Gesellschaft | Jugendarbeit

Ein Haus nur für die Deutschen?

In Bozen ist eine Polemik um das Haus der Jugend entstanden. Die Italiener fühlen sich ausgesperrt. Doch was passiert im Goethe-Haus wirtklich?
Haus der Jugend
Foto: LPA/Peter Natter

Es hätte eigentlich ein freudiger Tag für alle sein können. Doch mit der Eröffnung des Haus der Jugend am Freitag ist nun eine Polemik losgetreten worden, die für Verwunderung sorgen kann – und die mancher nicht einfach so hinnehmen will.
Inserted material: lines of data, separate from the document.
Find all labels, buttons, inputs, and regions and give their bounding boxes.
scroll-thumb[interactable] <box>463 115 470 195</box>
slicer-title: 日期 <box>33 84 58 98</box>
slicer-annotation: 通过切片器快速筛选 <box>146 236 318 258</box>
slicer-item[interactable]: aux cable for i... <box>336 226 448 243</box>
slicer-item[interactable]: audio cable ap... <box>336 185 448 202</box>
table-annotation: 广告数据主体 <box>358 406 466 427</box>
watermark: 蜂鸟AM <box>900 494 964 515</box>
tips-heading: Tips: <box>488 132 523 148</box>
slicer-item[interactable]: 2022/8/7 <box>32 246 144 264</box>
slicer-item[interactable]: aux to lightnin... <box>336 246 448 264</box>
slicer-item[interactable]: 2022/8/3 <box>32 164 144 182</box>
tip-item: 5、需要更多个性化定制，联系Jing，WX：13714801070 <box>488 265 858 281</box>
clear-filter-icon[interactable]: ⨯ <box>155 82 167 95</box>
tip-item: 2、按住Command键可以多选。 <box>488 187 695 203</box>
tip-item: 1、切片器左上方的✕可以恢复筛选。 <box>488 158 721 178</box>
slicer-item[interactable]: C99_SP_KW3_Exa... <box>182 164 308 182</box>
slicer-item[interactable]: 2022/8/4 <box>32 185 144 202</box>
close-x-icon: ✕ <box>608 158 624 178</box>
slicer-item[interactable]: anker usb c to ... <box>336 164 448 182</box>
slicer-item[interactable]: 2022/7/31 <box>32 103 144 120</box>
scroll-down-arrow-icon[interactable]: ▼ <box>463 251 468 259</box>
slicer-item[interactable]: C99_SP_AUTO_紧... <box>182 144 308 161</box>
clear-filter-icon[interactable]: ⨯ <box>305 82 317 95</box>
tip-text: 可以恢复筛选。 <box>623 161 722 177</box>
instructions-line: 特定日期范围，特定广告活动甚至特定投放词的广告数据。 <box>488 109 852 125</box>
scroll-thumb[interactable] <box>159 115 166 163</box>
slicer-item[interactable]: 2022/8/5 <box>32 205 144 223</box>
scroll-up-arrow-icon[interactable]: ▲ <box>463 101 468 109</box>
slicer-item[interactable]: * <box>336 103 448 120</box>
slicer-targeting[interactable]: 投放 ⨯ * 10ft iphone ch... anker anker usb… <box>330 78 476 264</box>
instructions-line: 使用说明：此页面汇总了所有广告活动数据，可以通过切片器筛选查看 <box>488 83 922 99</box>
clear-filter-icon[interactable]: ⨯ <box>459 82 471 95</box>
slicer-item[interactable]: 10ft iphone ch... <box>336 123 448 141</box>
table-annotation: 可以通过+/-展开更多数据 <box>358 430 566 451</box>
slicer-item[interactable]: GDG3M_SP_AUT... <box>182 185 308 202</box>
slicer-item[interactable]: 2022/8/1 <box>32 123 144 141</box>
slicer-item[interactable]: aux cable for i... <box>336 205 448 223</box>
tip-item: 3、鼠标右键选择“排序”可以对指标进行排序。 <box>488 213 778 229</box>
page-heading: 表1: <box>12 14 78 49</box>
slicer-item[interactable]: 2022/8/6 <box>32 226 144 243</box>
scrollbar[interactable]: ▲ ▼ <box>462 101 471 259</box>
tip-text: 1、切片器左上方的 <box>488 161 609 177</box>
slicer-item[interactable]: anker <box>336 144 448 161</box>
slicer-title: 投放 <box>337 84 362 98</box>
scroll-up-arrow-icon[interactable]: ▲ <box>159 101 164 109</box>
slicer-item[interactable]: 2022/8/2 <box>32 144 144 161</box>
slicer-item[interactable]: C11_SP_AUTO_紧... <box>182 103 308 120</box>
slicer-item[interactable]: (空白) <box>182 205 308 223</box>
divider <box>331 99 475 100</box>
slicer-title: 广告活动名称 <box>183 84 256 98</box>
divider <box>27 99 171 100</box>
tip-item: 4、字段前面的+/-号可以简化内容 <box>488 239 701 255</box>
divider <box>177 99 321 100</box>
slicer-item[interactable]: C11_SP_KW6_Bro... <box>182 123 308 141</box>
In Bozen begehren die Vertreter der italienischen Sprachgruppe dagegen auf, dass das “Goethe-Haus” angeblich nur für die deutschsprachige Jugendarbeit da ist. 2017 hat das Land die Gebäude in der Goethestraße Nr. 40 und 42 angekauft, um die Jugendarbeit unter einem Dach unterzubringen. Der Kaufpreis belief sich auf knapp 9 Millionen Euro (7,35 Millionen Euro + 1,62 Millionen Mehrwertsteuer). Nach den Umbauarbeiten sind dort seit Freitag die vier Jugendorganisationen Südtiroler Jugendring, n.e.t.z. – Offene Jugendarbeit, Arbeitsgemeinschaft der Jugenddienste sowie die Fachstelle Jugend des Forum Prävention untergebracht.

“Das Haus der Jugend ist eine verpasste Chance, um die Begegnung zwischen Jugendlichen verschiedener Sprachgruppen zu ermöglichen”, kommentiert der Bozner Sozialstadtrat Juri Andriollo am Samstag auf Facebook. In den italienischen Medien kommt am Wochenende auch Bürgermeister Renzo Caramaschi zu Wort. “Noto che c’è chi continua a tenere la testa rivolta all’indietro, preda di una visione esclusivista della cultura e della società. In cui i tedeschi lavorano da una parte e gli italiani dall’altra”, schimpft Caramaschi im Alto Adige. Und auch die Opposition macht mobil. “La casa per le associazioni in via Goethe solo in lingua tedesca è solo l’ennesimo di una serie di episodi prevaricanti. Perché la rappresentanza in lingua italiana è destinata, una volta di più, a rimanere nell’angolo? Il mondo va avanti e l’Alto Adige torna indietro”, wettert der FI-Gemeinderat Alberto Sigismondi. Und sogar Giuliano Vettorato als neuer Landesrat für italienische Bildung und Kultur wird angehört: “Ich hoffe, dass so etwas nicht mehr passiert. Aber ich frage mich, wie das überhaupt hat passieren können…”

 

Bedarf vor allem von einer Seite

Der Beschluss zum Ankauf der Gebäude in der Goethestraße trägt das Datum vom 28. Dezember 2017. Ausdrücklich heißt es darin: “In diesem Bürogebäude sollen ein Zentrum für Jugendarbeit und andere Jugend- und Kulturvereine für alle drei Sprachgruppen unterkommen.” Dass nun “nur deutschsprachige” Organisationen eingezogen sind, wie nun beanstandet wird, erklärt Ex-Landesrat Christian Tommasini im Corriere dell’Alto Adige so: “L’esigenza nasceva da alcune associazioni tedesche che pagavano affitti alti per le loro sedi, ma noi ci eravamo comunque inseriti. Chi poi abbia partecipato al bando non lo so, ma va detto che i centri giovanili italiani a Bolzano sono più o meno sistemati e non sentivano la stessa esigenza.”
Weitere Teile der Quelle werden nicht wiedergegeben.